The company teams up with outside law firms to enforce the patents,which means pushing litigation to sue for damages, score licensing agreements and get royalties.

“We will analyze the marketplace and see which companies should be using the technology or who’s already using it and not paying royalties,” Ryan said. “If the companies are resistant to take license, we will often times initiate litigation.”

As was the case with Sage, companies would rather ink a licensing deal than go to court.

“It gets people to the bargaining table,” he said.

Acacia, which had about $36 million in revenue last year, controls more than 60 companies’ patent portfolios.


Melissa Buys Software Maker

Rancho Santa Margarita-based Melissa Data Corp., a maker of software for managing and sorting mailing lists, said it bought Peoplesmith Software Inc. last week.
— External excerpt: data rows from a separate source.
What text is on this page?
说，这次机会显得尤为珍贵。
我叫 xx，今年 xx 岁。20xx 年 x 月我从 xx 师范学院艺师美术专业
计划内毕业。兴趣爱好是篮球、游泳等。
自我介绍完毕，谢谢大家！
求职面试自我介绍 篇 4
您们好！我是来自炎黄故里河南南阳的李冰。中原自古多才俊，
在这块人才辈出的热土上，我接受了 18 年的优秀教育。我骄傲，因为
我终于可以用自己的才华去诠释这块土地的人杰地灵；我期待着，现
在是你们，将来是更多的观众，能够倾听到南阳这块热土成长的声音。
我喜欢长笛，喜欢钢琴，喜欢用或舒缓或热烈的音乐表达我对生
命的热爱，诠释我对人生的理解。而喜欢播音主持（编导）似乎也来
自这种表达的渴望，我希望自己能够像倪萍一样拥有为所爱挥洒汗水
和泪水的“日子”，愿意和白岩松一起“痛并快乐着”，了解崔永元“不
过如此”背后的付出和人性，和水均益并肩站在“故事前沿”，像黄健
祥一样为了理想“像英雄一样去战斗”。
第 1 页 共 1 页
Both Melissa and Scituate, Mass.-based Peoplesmith make software that helps businesses and marketers streamline data for direct mail and people searches, said President Raymond Melissa. Terms of the cash deal weren’t disclosed.

Melissa has been a reseller of some of Peoplesmith’s software for about 15 years, according to Greg Brown, director of marketing.

Brad Stark, who heads up Peoplesmith, was looking to retire. The deal gave him an out, Brown said.

With the deal, Melissa is set to sell and provide support for Peoplesmith’s most popular applications. The company plans to keep the Peoplesmith office in place, Brown said.

Melissa is developing another small part of its business to get into debt collection for businesses and individuals.

The company was started in 1985 by Raymond Melissa, who helped develop computer printers.

In the ’70s, he cofounded Eikon Inc., Irvine’s Printronix Inc. and Trilog Inc., some of the first companies to develop and make personal printers.

Melissa got into mailing list management when Raymond Melissa had the idea to provide bulk mailers with a database of ZIP codes,on floppy disks.

The privately held company pulled in about $15 million in revenue last year and it’s set to have 20% growth in 2007, Brown said.

Melissa has about 100 workers at its 36,000-square-foot office.